Can you offer advice on how I should position my “offer” to do business with them? And what do investors typically expect in return (percentage, involvement, etc.).
How much should I expect to pay them and when do I pay them?

Thanks a ton!

Howdy Lilbitofhope:

It is best just to start talking with them about what you are doing and what you need help with and then ask how they want to get involved. Do you need just money or money and credit for instance. In a partnership situation the money and credit usually get 50% and the work horse and deal finder gets the other half. This of course should be a little flexible. If it is just money then 12 to 14 % is a good place to start.
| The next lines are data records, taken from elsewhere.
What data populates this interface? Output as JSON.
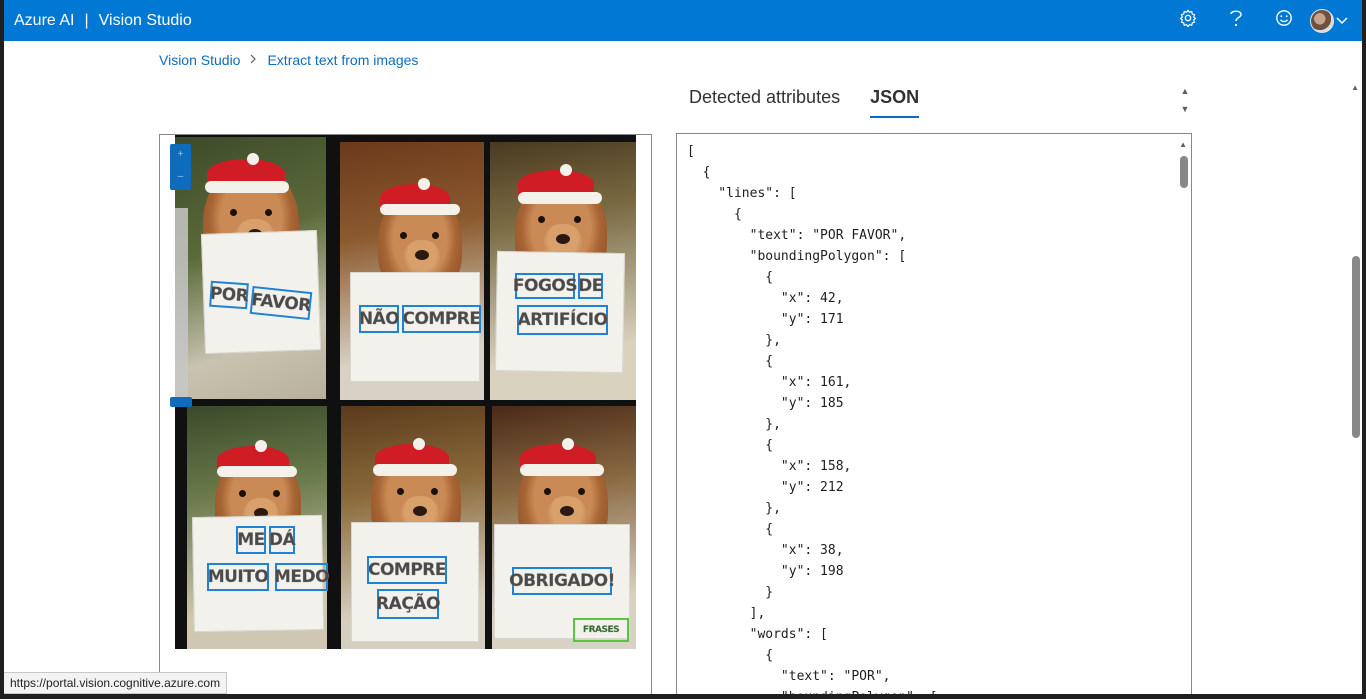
{
  "header": {
    "brand": "Azure AI",
    "separator": "|",
    "product": "Vision Studio",
    "icons": [
      "gear-icon",
      "help-icon",
      "smiley-icon",
      "avatar",
      "chevron-down-icon"
    ]
  },
  "breadcrumb": {
    "root": "Vision Studio",
    "current": "Extract text from images"
  },
  "tabs": {
    "detected": "Detected attributes",
    "json": "JSON",
    "active": "JSON"
  },
  "image": {
    "words": [
      "POR",
      "FAVOR",
      "NÃO",
      "COMPRE",
      "FOGOS",
      "DE",
      "ARTIFÍCIO",
      "ME",
      "DÁ",
      "MUITO",
      "MEDO",
      "COMPRE",
      "RAÇÃO",
      "OBRIGADO!",
      "FRASES"
    ]
  },
  "json_lines": [
    "[",
    "  {",
    "    \"lines\": [",
    "      {",
    "        \"text\": \"POR FAVOR\",",
    "        \"boundingPolygon\": [",
    "          {",
    "            \"x\": 42,",
    "            \"y\": 171",
    "          },",
    "          {",
    "            \"x\": 161,",
    "            \"y\": 185",
    "          },",
    "          {",
    "            \"x\": 158,",
    "            \"y\": 212",
    "          },",
    "          {",
    "            \"x\": 38,",
    "            \"y\": 198",
    "          }",
    "        ],",
    "        \"words\": [",
    "          {",
    "            \"text\": \"POR\",",
    "            \"boundingPolygon\": ["
  ],
  "status_url": "https://portal.vision.cognitive.azure.com",
  "colors": {
    "accent": "#0078d4",
    "link": "#0f6cbd",
    "ocr_box": "#1e82d6"
  }
}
I just saw an add offering 60% interest and almost loaned them some short term money myself. I recently paid as high as 18% per quarter for $10,000 on a second mortgage. I an currently paying 12 and 14% for hard money loans in first lien position.

You will find it easier to discuss their involvement if you know what they are looking for. Are they retired and want little involvement or do they want to be active and help you hammer nails. Getting a feel for their risk level is important. Some will loan you cash but do not want to risk their credit and others will go in head first to help you any way they can for a piece of the action. It is always better to ask what it would take for you to get involved instead of making an outright offer if possible.

Great advice, tedjr…thanks!

Your response triggered another question for me… i hear the term “hard money” all the time on here…how do you define “hard money”?


Howdy Lilbitofhope:

It is a loan based mainly on the property and not the borrowers credit. Generally 70% of the after repaired value with escrow for repairs. The loans are not cheap costing 4 to 5 points and 12 to 14% interest. They are usually short term also of a year or less.